Was mit den anderen festsitzenden Schiffen passiert, ist derzeit jedoch noch unklar. Im Hamburger Hafen liegt etwa seit Tagen das Containerschiff „Hanjin Europe“ fest und kann nicht auslaufen, weil offene Rechnungen nicht bezahlt sind. Zum einen wurde den Schiffen die Zufahrt in die Häfen aus Sorge verweigert, dass Gebühren nicht mehr bezahlt werden. Zum anderen fürchtete Hanjin, dass Schiffe von den Gläubigern beschlagnahmt werden könnten. In den USA hatte ein US-Konkursgericht den Südkoreanern Gläubigerschutz gewährt.

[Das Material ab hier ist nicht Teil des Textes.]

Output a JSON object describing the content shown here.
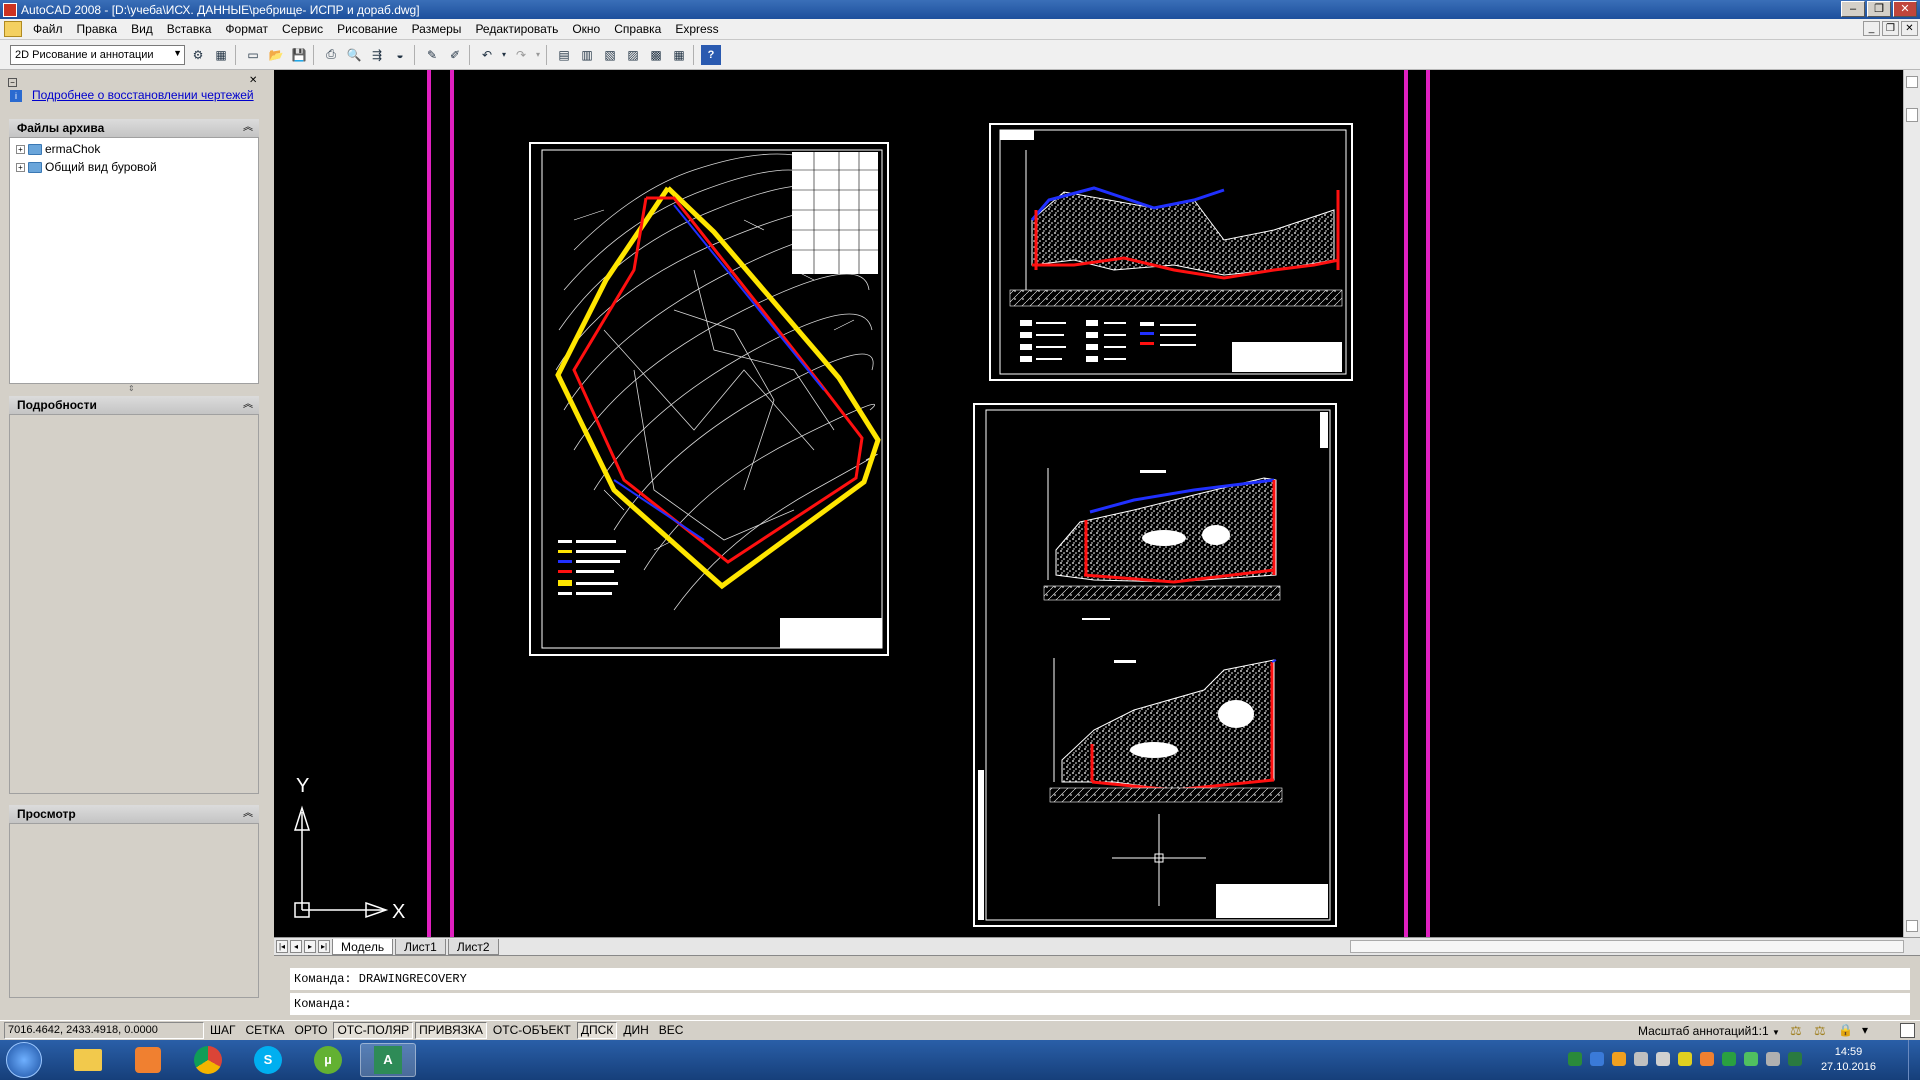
{
  "window": {
    "title": "AutoCAD 2008 - [D:\\учеба\\ИСХ. ДАННЫЕ\\ребрище- ИСПР и дораб.dwg]"
  },
  "menu": [
    "Файл",
    "Правка",
    "Вид",
    "Вставка",
    "Формат",
    "Сервис",
    "Рисование",
    "Размеры",
    "Редактировать",
    "Окно",
    "Справка",
    "Express"
  ],
  "toolbar": {
    "workspace": "2D Рисование и аннотации"
  },
  "left_panel": {
    "recovery_link": "Подробнее о восстановлении чертежей",
    "archive_title": "Файлы архива",
    "archive_items": [
      "ermaChok",
      "Общий вид  буровой"
    ],
    "details_title": "Подробности",
    "preview_title": "Просмотр"
  },
  "ucs": {
    "y_label": "Y",
    "x_label": "X"
  },
  "layout_tabs": [
    "Модель",
    "Лист1",
    "Лист2"
  ],
  "command": {
    "history": "Команда: DRAWINGRECOVERY",
    "prompt": "Команда:"
  },
  "status": {
    "coords": "7016.4642, 2433.4918, 0.0000",
    "toggles": [
      {
        "label": "ШАГ",
        "on": false
      },
      {
        "label": "СЕТКА",
        "on": false
      },
      {
        "label": "ОРТО",
        "on": false
      },
      {
        "label": "ОТС-ПОЛЯР",
        "on": true
      },
      {
        "label": "ПРИВЯЗКА",
        "on": true
      },
      {
        "label": "ОТС-ОБЪЕКТ",
        "on": false
      },
      {
        "label": "ДПСК",
        "on": true
      },
      {
        "label": "ДИН",
        "on": false
      },
      {
        "label": "ВЕС",
        "on": false
      }
    ],
    "annotation_scale_label": "Масштаб аннотаций:",
    "annotation_scale_value": "1:1"
  },
  "taskbar": {
    "time": "14:59",
    "date": "27.10.2016"
  },
  "colors": {
    "magenta": "#e020c0",
    "red": "#ff1010",
    "yellow": "#ffe600",
    "blue": "#2030ff"
  }
}
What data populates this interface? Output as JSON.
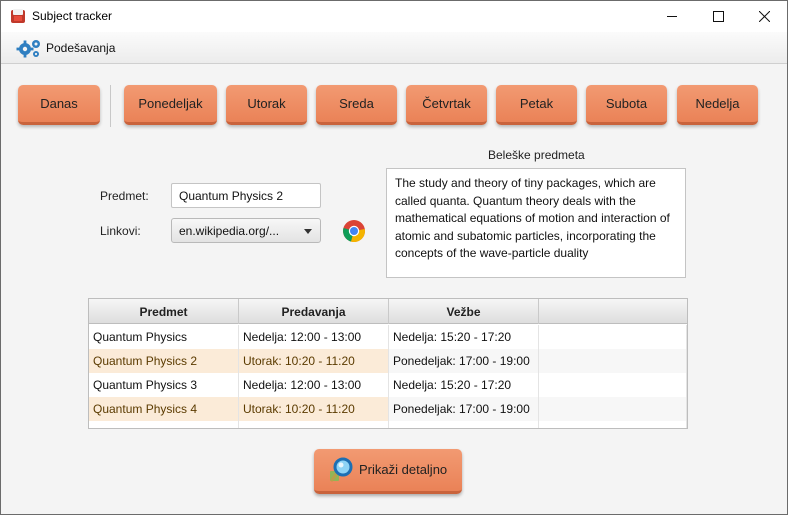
{
  "window": {
    "title": "Subject tracker"
  },
  "menu": {
    "settings_label": "Podešavanja"
  },
  "days": [
    "Danas",
    "Ponedeljak",
    "Utorak",
    "Sreda",
    "Četvrtak",
    "Petak",
    "Subota",
    "Nedelja"
  ],
  "form": {
    "subject_label": "Predmet:",
    "subject_value": "Quantum Physics 2",
    "links_label": "Linkovi:",
    "links_selected": "en.wikipedia.org/..."
  },
  "notes": {
    "title": "Beleške predmeta",
    "text": "The study and theory of tiny packages, which are called quanta. Quantum theory deals with the mathematical equations of motion and interaction of atomic and subatomic particles, incorporating the concepts of the wave-particle duality"
  },
  "table": {
    "headers": [
      "Predmet",
      "Predavanja",
      "Vežbe",
      ""
    ],
    "rows": [
      [
        "Quantum Physics",
        "Nedelja: 12:00 - 13:00",
        "Nedelja: 15:20 - 17:20"
      ],
      [
        "Quantum Physics 2",
        "Utorak: 10:20 - 11:20",
        "Ponedeljak: 17:00 - 19:00"
      ],
      [
        "Quantum Physics 3",
        "Nedelja: 12:00 - 13:00",
        "Nedelja: 15:20 - 17:20"
      ],
      [
        "Quantum Physics 4",
        "Utorak: 10:20 - 11:20",
        "Ponedeljak: 17:00 - 19:00"
      ]
    ]
  },
  "actions": {
    "details_label": "Prikaži detaljno"
  },
  "colors": {
    "accent": "#ea8257",
    "highlight_row": "#fbebd8"
  },
  "icons": [
    "app-icon",
    "gear-icon",
    "chrome-icon",
    "magnifier-icon",
    "minimize-icon",
    "maximize-icon",
    "close-icon"
  ]
}
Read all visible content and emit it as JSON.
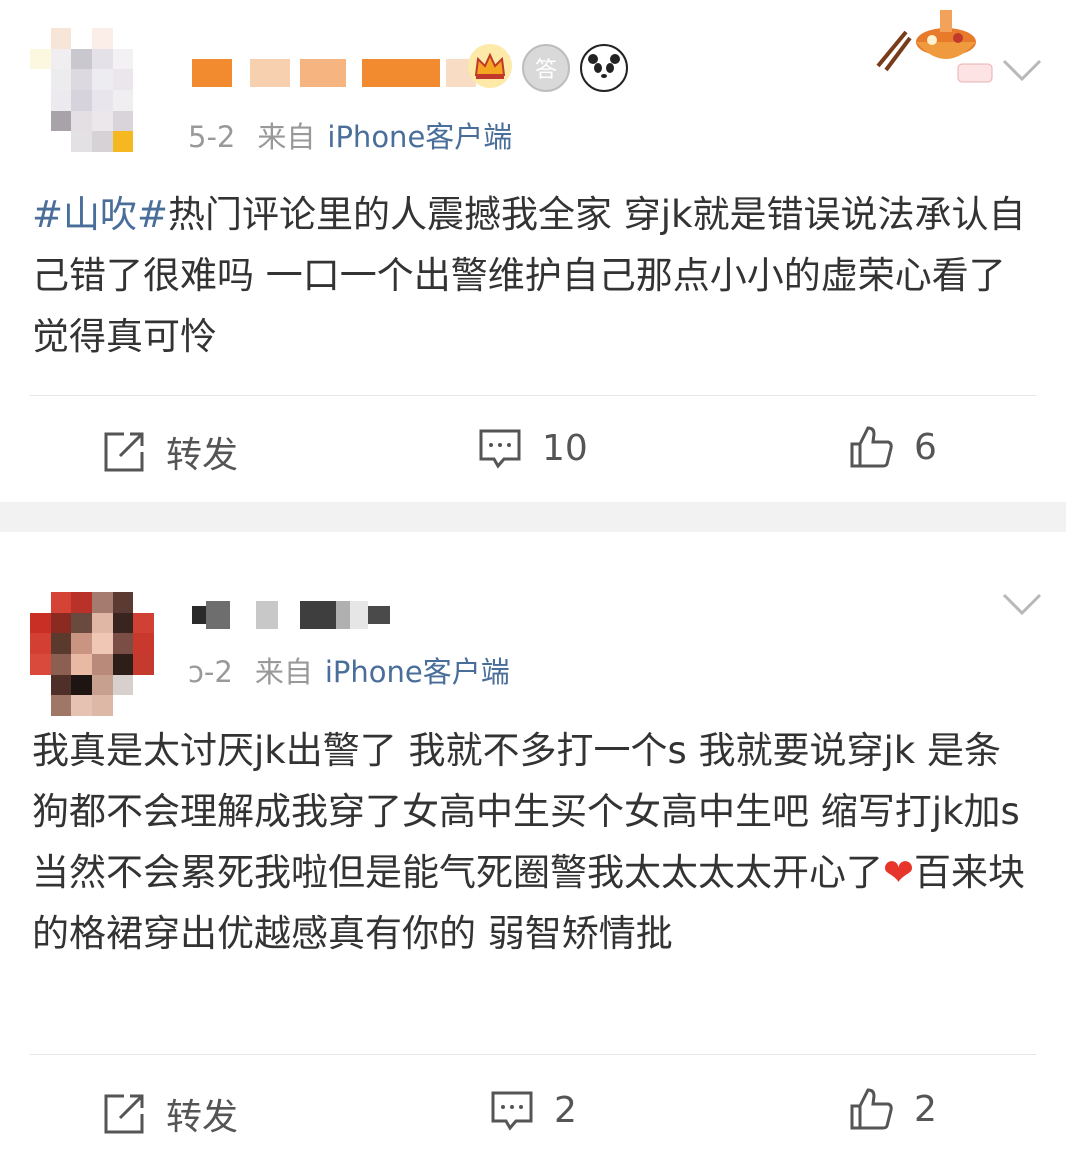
{
  "posts": [
    {
      "timestamp": "5-2",
      "source_prefix": "来自",
      "source": "iPhone客户端",
      "hashtag": "#山吹#",
      "text": "热门评论里的人震撼我全家 穿jk就是错误说法承认自己错了很难吗 一口一个出警维护自己那点小小的虚荣心看了觉得真可怜",
      "repost_label": "转发",
      "comments": "10",
      "likes": "6"
    },
    {
      "timestamp": "ɔ-2",
      "source_prefix": "来自",
      "source": "iPhone客户端",
      "text_before_heart": "我真是太讨厌jk出警了 我就不多打一个s 我就要说穿jk 是条狗都不会理解成我穿了女高中生买个女高中生吧 缩写打jk加s当然不会累死我啦但是能气死圈警我太太太太开心了",
      "heart": "❤",
      "text_after_heart": "百来块的格裙穿出优越感真有你的 弱智矫情批",
      "repost_label": "转发",
      "comments": "2",
      "likes": "2"
    }
  ],
  "badges": [
    "crown-badge",
    "answer-badge",
    "panda-badge"
  ],
  "badge_text": "答",
  "colors": {
    "link": "#4a6e9a",
    "meta": "#999999",
    "body": "#333333",
    "separator": "#f2f2f2",
    "heart": "#e8352b"
  }
}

Die Krise bei Hanjin gilt auch als hausgemacht. Das Unternehmen habe die Expansion zu weit getrieben, meint Analyst Park. Das größere Problem sieht er darin, dass zahlreiche Schiffe von Hanjin in China gefertigt worden seien: „Die Kraftstoff-Effizienz vieler Schiffe von den chinesischen Werften ist sehr gering, die Effizienz wird jedoch immer wichtiger.“ Bis 2020 werde Schweröl durch sauberere Treibstoffe ersetzt, etwa durch verflüssigtes Erdgas. Hier sieht Park auch große Probleme auf die Konkurrenten von Hanjin zukommen.

Die Aussicht auf eine Rettung der mit umgerechnet fast 5 Mrd. Euro verschuldeten Hanjin Shipping ist unterdessen düster. Zwar hat das Unternehmen per Gerichtsbeschluss die Chance erhalten, bis zum 25. November einen neuen Rettungsplan vorzulegen. Doch eine Sanierung gilt als äußerst unsicher. „Es ist schwierig, Hanjin neues Geld zu geben“, sagte ein Sprecher der staatlichen Korea Development Bank. Am Ende sei eine Liquidation wohl unvermeidlich.